В «полуреалистическом» фильме Жереми Клапена «Я потеряла своё тело» поэтический образ отсечённой кисти руки становится универсальным: вокруг него центробежной силой вращается все произведение. В первых кадрах мы видим, как оторванная рука убегает из лаборатории в надежде отыскать утраченное тело. В дальнейших сценах разворачивается нетривиальная история ее путешествия по закоулкам и крышам ночного Парижа, усыпанного ловушками. Параллельно этому нам показывают вспышки черно-белых воспоминаний то ли самой руки, то ли юноши, которому эта рука принадлежала до страшной аварии. Молодого человека зовут Науфель, он неопытен и растерян, за его плечами трагедия, а впереди – неясное и тревожное будущее. Науфель со свойственным молодым людям максимализмом влюбляется в Габриель – девушку, с которой он познакомился случайно и практически «вслепую».
Анимация давно и активно пользуется приемом метонимии (и в частности её разновидностью – синекдохой), когда-то позаимствовав его у авангардистов. Изначально метонимический тип создания образа лёг в основу карикатуры художественного направления, а затем укоренился и в анимации. Однако известно, что у авангарда есть и «темная» ветвь – немецкий экспрессионизм, отделившийся и выросший из ироничного движения «дада». Это напоминает нам о том, что комичное зачастую идёт рука об руку с трагичным и ужасным. Гротеск, как одно из оснований того и другого, вбирает в себя эту амбивалентность, порождая противоречащие друг другу художественные решения.
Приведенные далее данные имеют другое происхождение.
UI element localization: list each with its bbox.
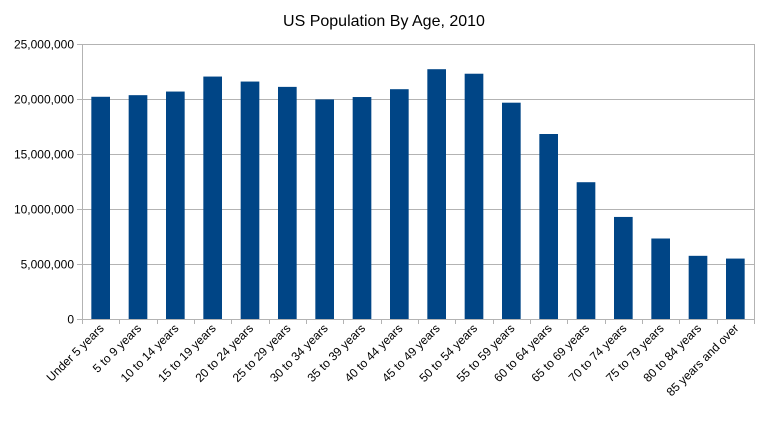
bars <box>91 69 745 320</box>
bar <box>539 134 558 319</box>
y-tick-label: 5,000,000 <box>21 258 75 272</box>
y-tick-label: 0 <box>67 313 74 327</box>
bar <box>240 81 260 319</box>
bar <box>651 238 670 319</box>
bar <box>352 97 372 319</box>
chart-title: US Population By Age, 2010 <box>283 13 485 30</box>
bar <box>464 73 484 319</box>
bar <box>502 102 521 320</box>
bar <box>203 76 222 319</box>
bar <box>315 99 334 320</box>
y-tick-label: 10,000,000 <box>14 203 74 217</box>
gridlines <box>77 44 755 324</box>
x-tick-label: 85 years and over <box>664 321 742 399</box>
bar <box>128 95 148 320</box>
bar <box>427 69 446 319</box>
bar <box>726 258 745 319</box>
bar <box>576 182 596 319</box>
bar <box>390 89 409 319</box>
y-tick-label: 20,000,000 <box>14 93 74 107</box>
y-tick-label: 15,000,000 <box>14 148 74 162</box>
y-axis-ticks: 0 5,000,000 10,000,000 15,000,000 20,000,000… <box>14 38 74 327</box>
y-tick-label: 25,000,000 <box>14 38 74 52</box>
x-tick-label: Under 5 years <box>44 321 107 384</box>
bar <box>688 255 708 319</box>
bar <box>614 216 633 319</box>
bar <box>278 86 297 319</box>
bar <box>91 96 110 319</box>
bar <box>166 91 185 319</box>
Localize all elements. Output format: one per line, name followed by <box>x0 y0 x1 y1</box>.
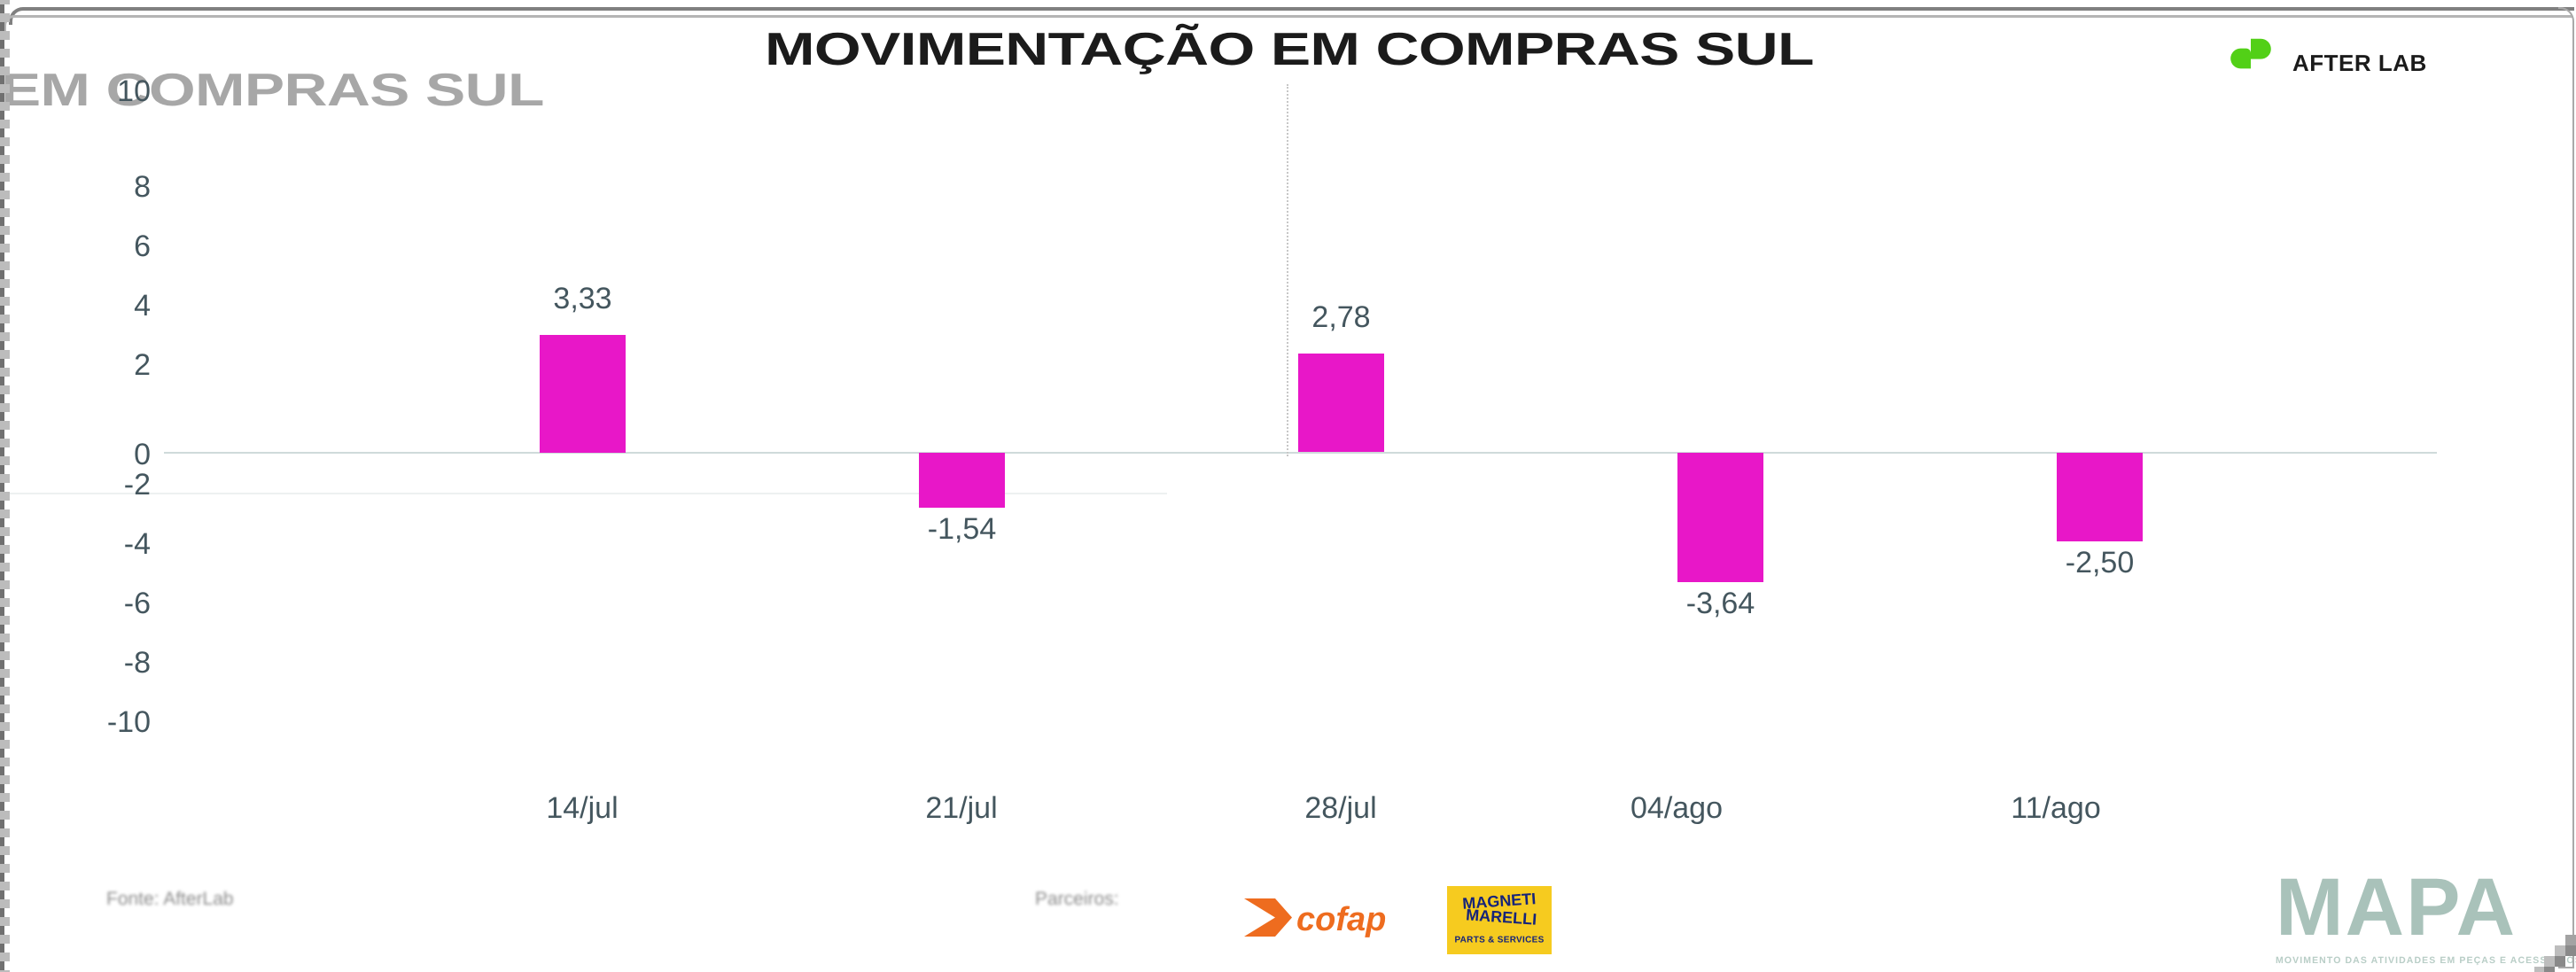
svg-text:MARELLI: MARELLI <box>1466 906 1537 929</box>
svg-text:cofap: cofap <box>1296 901 1386 938</box>
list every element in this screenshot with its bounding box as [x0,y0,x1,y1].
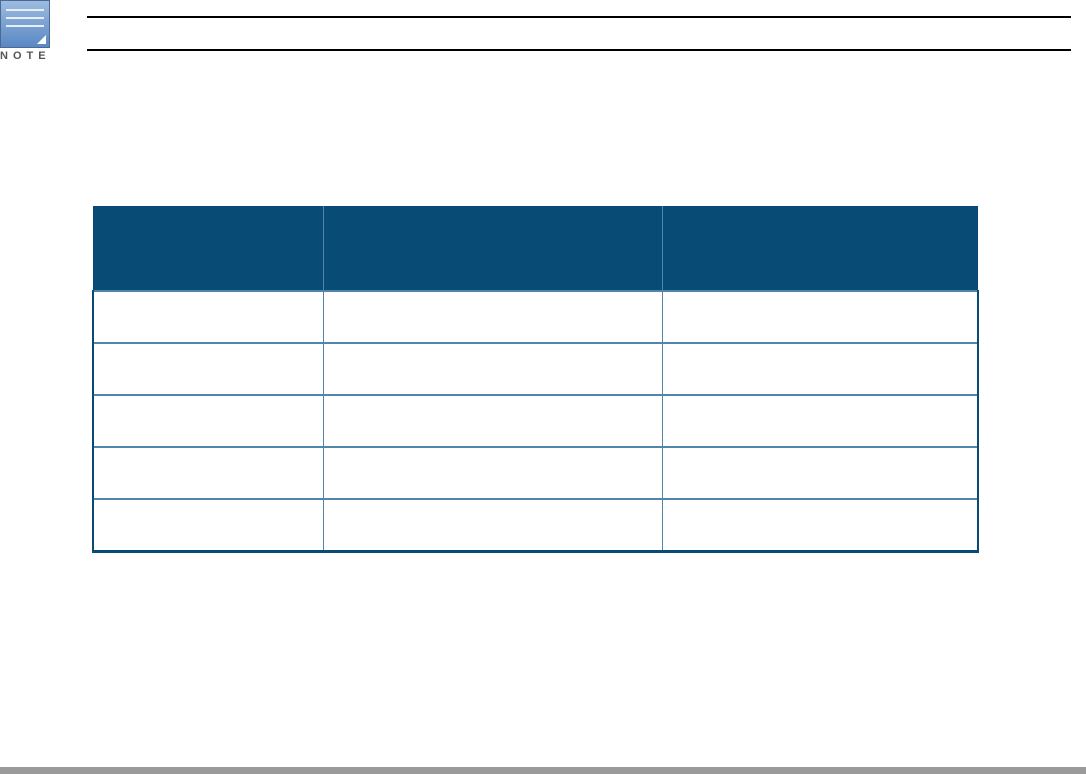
table-cell [322,394,662,447]
table-cell [322,498,662,553]
table-header-cell [322,206,662,291]
table-row [92,446,979,499]
data-table [92,206,979,553]
table-cell [661,394,979,447]
note-top-rule [87,16,1071,18]
note-page-graphic [0,0,50,48]
table-cell [661,446,979,499]
table-row [92,342,979,395]
table-header-cell [661,206,978,291]
table-cell [322,290,662,343]
table-cell [661,498,979,553]
table-header-cell [93,206,323,291]
table-cell [322,446,662,499]
table-cell [92,290,323,343]
note-label: NOTE [0,50,51,62]
footer-bar [0,767,1086,774]
table-cell [92,498,323,553]
table-cell [92,394,323,447]
table-cell [92,342,323,395]
note-bottom-rule [87,49,1071,51]
table-row [92,290,979,343]
note-icon: NOTE [0,0,51,64]
table-cell [661,342,979,395]
table-row [92,394,979,447]
table-header-row [93,206,978,291]
table-cell [322,342,662,395]
table-row [92,498,979,553]
table-cell [92,446,323,499]
table-cell [661,290,979,343]
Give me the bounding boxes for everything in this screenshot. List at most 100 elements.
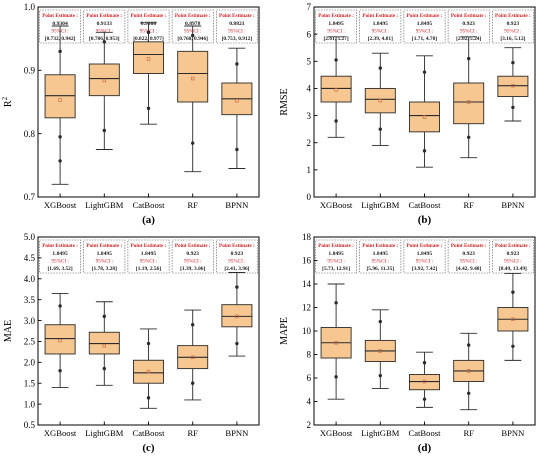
mean-marker <box>334 341 338 345</box>
annotation-ci: [5.73, 12.91] <box>322 266 350 272</box>
data-point <box>422 70 427 74</box>
mean-marker <box>422 379 427 384</box>
x-tick-label: LightGBM <box>85 200 124 210</box>
x-tick-label: CatBoost <box>409 428 442 438</box>
annotation-ci: [1.69, 3.52] <box>48 266 73 272</box>
annotation-box <box>127 239 170 274</box>
y-tick-label: 1.0 <box>24 2 36 12</box>
y-tick-label: 2.0 <box>24 358 36 368</box>
box-iqr <box>409 374 440 391</box>
x-tick-label: LightGBM <box>361 428 400 438</box>
box-rf <box>453 36 485 159</box>
annotation-ci-label: 95%CI : <box>416 259 434 265</box>
annotation-header: Point Estimate : <box>131 243 167 249</box>
annotation-header: Point Estimate : <box>495 13 531 19</box>
data-point <box>58 368 62 373</box>
annotation-box <box>403 9 446 44</box>
y-tick-label: 3 <box>307 111 312 121</box>
annotation-box <box>359 9 402 44</box>
box-iqr <box>44 74 76 119</box>
data-point <box>102 366 107 371</box>
annotation-ci: [8.49, 13.49] <box>499 266 527 272</box>
annotation-value: 1.8495 <box>417 251 433 257</box>
box-bpnn <box>221 272 253 357</box>
x-tick-label: XGBoost <box>320 200 353 210</box>
data-point <box>378 127 382 131</box>
annotation-box <box>83 239 126 274</box>
mean-marker <box>422 115 427 119</box>
annotation-ci-label: 95%CI : <box>51 259 69 265</box>
box-bpnn <box>497 272 529 361</box>
y-tick-label: 2 <box>307 138 312 148</box>
data-point <box>511 290 515 294</box>
chart-panel-4: Point Estimate : 1.8495 95%CI : [5.73, 12.9… <box>279 232 536 454</box>
data-point <box>146 106 151 111</box>
y-tick-label: 7 <box>307 2 312 12</box>
annotation-box <box>491 9 534 44</box>
annotation-ci-label: 95%CI : <box>504 29 522 35</box>
y-tick-label: 6 <box>307 373 312 383</box>
x-tick-label: LightGBM <box>85 428 124 438</box>
mean-marker <box>58 98 62 102</box>
box-rf <box>453 332 485 411</box>
x-tick-label: CatBoost <box>409 200 442 210</box>
y-tick-label: 1 <box>307 165 312 175</box>
annotation-header: Point Estimate : <box>451 13 487 19</box>
mean-marker <box>511 317 515 321</box>
annotation-header: Point Estimate : <box>219 13 255 19</box>
data-point <box>58 135 62 139</box>
annotation-ci-label: 95%CI : <box>327 29 345 35</box>
data-point <box>378 319 382 324</box>
mean-marker <box>511 84 515 88</box>
data-point <box>191 141 195 145</box>
annotation-box <box>447 239 490 274</box>
annotation-header: Point Estimate : <box>175 243 211 249</box>
annotation-ci-label: 95%CI : <box>416 29 434 35</box>
y-tick-label: 16 <box>302 256 312 266</box>
box-iqr <box>177 50 209 103</box>
annotation-ci: [0.753, 0.912] <box>222 36 253 42</box>
mean-marker <box>378 349 382 353</box>
y-tick-label: 18 <box>302 232 312 242</box>
annotation-value: 1.8495 <box>373 251 389 257</box>
box-iqr <box>497 75 529 98</box>
y-tick-label: 1.0 <box>24 399 36 409</box>
annotation-ci-label: 95%CI : <box>184 259 202 265</box>
box-xgboost <box>320 283 352 400</box>
data-point <box>378 66 382 70</box>
mean-marker <box>466 369 471 373</box>
data-point <box>334 375 338 379</box>
y-tick-label: 2 <box>307 420 312 430</box>
box-rf <box>177 25 209 173</box>
x-tick-label: BPNN <box>225 428 249 438</box>
y-tick-label: 4.0 <box>24 274 36 284</box>
annotation-header: Point Estimate : <box>495 243 531 249</box>
mean-marker <box>334 88 338 92</box>
data-point <box>334 119 338 123</box>
x-tick-label: BPNN <box>501 200 525 210</box>
box-iqr <box>364 87 396 114</box>
annotation-header: Point Estimate : <box>318 243 354 249</box>
data-point <box>422 361 427 365</box>
annotation-value: 0.923 <box>231 251 244 257</box>
x-tick-label: LightGBM <box>361 200 400 210</box>
annotation-ci: [1.19, 2.56] <box>136 266 161 272</box>
data-point <box>334 301 338 305</box>
annotation-ci: [3.92, 7.42] <box>412 266 437 272</box>
annotation-box <box>403 239 446 274</box>
annotation-ci: [3.16, 5.12] <box>500 36 525 42</box>
y-tick-label: 4.5 <box>24 253 36 263</box>
data-point <box>511 60 515 65</box>
data-point <box>58 159 62 163</box>
annotation-ci-label: 95%CI : <box>140 259 158 265</box>
mean-marker <box>146 57 151 61</box>
annotation-header: Point Estimate : <box>175 13 211 19</box>
y-tick-label: 3.5 <box>24 295 36 305</box>
box-iqr <box>320 75 352 103</box>
y-tick-label: 0.5 <box>24 420 36 430</box>
data-point <box>58 49 62 54</box>
y-tick-label: 1.5 <box>24 378 36 388</box>
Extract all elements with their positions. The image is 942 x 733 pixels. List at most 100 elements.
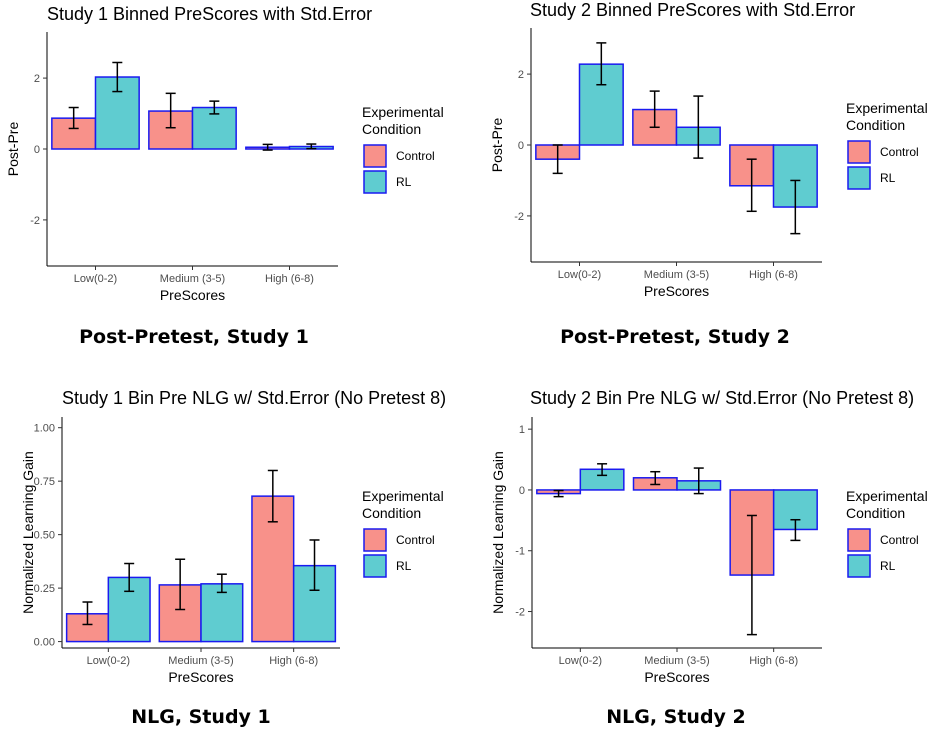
error-bar-rl-0 — [597, 463, 608, 477]
x-axis-title: PreScores — [168, 669, 233, 685]
legend-label-control: Control — [880, 145, 919, 159]
x-tick-label: Low(0-2) — [559, 655, 602, 667]
legend-title-line1: Experimental — [846, 488, 928, 504]
x-tick-label: High (6-8) — [749, 655, 798, 667]
error-bar-rl-0 — [124, 562, 135, 593]
legend-title-line2: Condition — [362, 121, 421, 137]
legend-title-line1: Experimental — [362, 488, 444, 504]
error-bar-rl-2 — [790, 518, 801, 542]
error-bar-control-1 — [165, 92, 176, 129]
legend-key-control — [847, 528, 871, 552]
caption-post-pretest-study1: Post-Pretest, Study 1 — [79, 326, 309, 348]
error-bar-control-2 — [267, 469, 278, 523]
y-tick-label: 0 — [518, 140, 524, 152]
chart-title: Study 2 Binned PreScores with Std.Error — [530, 0, 855, 20]
y-tick-label: 1.00 — [34, 423, 55, 435]
chart-study1-nlg: Study 1 Bin Pre NLG w/ Std.Error (No Pre… — [0, 380, 471, 690]
error-bar-control-1 — [649, 90, 660, 129]
legend-title-line2: Condition — [846, 505, 905, 521]
y-tick-label: -2 — [514, 211, 524, 223]
error-bar-control-0 — [553, 489, 564, 498]
x-axis-title: PreScores — [644, 283, 709, 299]
error-bar-control-2 — [262, 143, 273, 151]
x-axis-title: PreScores — [644, 669, 709, 685]
y-axis-title: Post-Pre — [489, 118, 505, 173]
chart-study2-postpre: Study 2 Binned PreScores with Std.Error -… — [471, 0, 942, 300]
y-tick-label: -2 — [30, 215, 40, 227]
legend-label-control: Control — [396, 149, 435, 163]
error-bar-rl-0 — [112, 61, 123, 93]
x-axis-title: PreScores — [160, 287, 225, 303]
legend-label-rl: RL — [880, 559, 896, 573]
legend-key-rl — [363, 170, 387, 194]
legend-label-control: Control — [396, 533, 435, 547]
y-tick-label: 0.00 — [34, 637, 55, 649]
chart-svg: Study 2 Bin Pre NLG w/ Std.Error (No Pre… — [490, 388, 928, 685]
bar-control-0 — [65, 613, 110, 643]
y-axis-title: Post-Pre — [5, 122, 21, 177]
error-bar-rl-2 — [309, 539, 320, 591]
chart-title: Study 2 Bin Pre NLG w/ Std.Error (No Pre… — [530, 388, 914, 408]
y-tick-label: 0.25 — [34, 583, 55, 595]
error-bar-rl-1 — [216, 573, 227, 594]
legend-title-line2: Condition — [362, 505, 421, 521]
legend-label-rl: RL — [396, 559, 412, 573]
x-tick-label: Medium (3-5) — [644, 655, 709, 667]
y-tick-label: 0.50 — [34, 530, 55, 542]
legend-key-control — [847, 140, 871, 164]
caption-nlg-study1: NLG, Study 1 — [131, 706, 271, 728]
y-tick-label: -2 — [515, 607, 525, 619]
legend-key-rl — [847, 554, 871, 578]
legend-label-rl: RL — [396, 175, 412, 189]
y-tick-label: -1 — [515, 546, 525, 558]
chart-study1-postpre: Study 1 Binned PreScores with Std.Error -… — [0, 0, 471, 303]
error-bar-control-1 — [175, 558, 186, 611]
error-bar-rl-1 — [209, 100, 220, 115]
y-tick-label: 1 — [519, 424, 525, 436]
error-bar-control-2 — [746, 514, 757, 636]
legend-key-control — [363, 144, 387, 168]
chart-study2-nlg: Study 2 Bin Pre NLG w/ Std.Error (No Pre… — [471, 380, 942, 690]
chart-svg: Study 2 Binned PreScores with Std.Error -… — [489, 0, 928, 299]
chart-svg: Study 1 Bin Pre NLG w/ Std.Error (No Pre… — [20, 388, 446, 685]
x-tick-label: Low(0-2) — [87, 655, 130, 667]
legend-title-line1: Experimental — [846, 100, 928, 116]
x-tick-label: Medium (3-5) — [160, 273, 225, 285]
caption-nlg-study2: NLG, Study 2 — [606, 706, 746, 728]
error-bar-control-0 — [82, 601, 93, 626]
chart-svg: Study 1 Binned PreScores with Std.Error -… — [5, 4, 444, 303]
error-bar-rl-2 — [790, 179, 801, 235]
x-tick-label: Low(0-2) — [74, 273, 117, 285]
x-tick-label: High (6-8) — [265, 273, 314, 285]
legend-key-rl — [363, 554, 387, 578]
error-bar-control-0 — [68, 106, 79, 130]
y-axis-title: Normalized Learning Gain — [20, 451, 36, 614]
chart-title: Study 1 Binned PreScores with Std.Error — [47, 4, 372, 24]
y-tick-label: 2 — [34, 73, 40, 85]
y-tick-label: 0 — [34, 144, 40, 156]
legend-key-rl — [847, 166, 871, 190]
x-tick-label: Low(0-2) — [558, 269, 601, 281]
legend-key-control — [363, 528, 387, 552]
caption-post-pretest-study2: Post-Pretest, Study 2 — [560, 326, 790, 348]
y-tick-label: 0 — [519, 485, 525, 497]
error-bar-control-0 — [552, 144, 563, 175]
error-bar-rl-1 — [693, 467, 704, 495]
error-bar-rl-2 — [306, 143, 317, 150]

Рука, в данном случае взятая как часть вместо целого (тела), может нести собой различные коннотации. Она символически отождествляется с «захватыванием», апроприацией, «обживанием» и интериоризацией внешнего мира. Это сближение может иметь как позитивные, так и негативные аспекты: рассматриваться с точки зрения характерной для западных интеллектуалов критики капитализма или трактоваться нейтрально, например, в качестве освоения человеком неизвестного и негарантированного бытия. Вторая гипотеза здесь применима лучше всего. Науфель – молодой человек, ничего не знающий о мире, одинокий и беззащитный, призванный разве только «на ощупь» в нем осваиваться и ориентироваться, но, тем не менее, искренне и беззаветно влюблённый (в жизнь).
Помимо этого, рука может означать и «человеческое» в целом, а значит – выступать в качестве метафорического изображения чего-то «хищного», жадно и без разбора поглощающего внешний мир. Кисть руки рифмуется с насекомыми не только в изобразительном, но и в смысловом регистре. Таким образом, становится понятен использованный сюрреалистами прием аналогии руки с муравьями. В фильме Жереми Клапена мы можем наблюдать, как рука и впрямь в своём поведении и движении подражает насекомому, причём не только ползающему, но и летающему.
В анимации почти каждая цитата – травистирующая, смешивающая «высокий» и «низкий» регистры. Это автоматически делает любой мультипликационный фильм деятельным продолжением и развитием карнавального типа культуры, описанного Бахтиным и произрастающего из «дионисийского» начала Фридриха Ницше. Благодаря иронии и толике примитивизма патетический накал произведения снижается, что в свою очередь наделяет анимацию «детским», наивным и невероятно обаятельным видением окружающего нас мира. В картине «Я потеряла своё тело» эта перспектива более чем очевидна. Её субтильная и мягкая текстура еще больше утверждается в открытом финале, оставляющем после себя светлую неопределенность и витальное неравнодушие.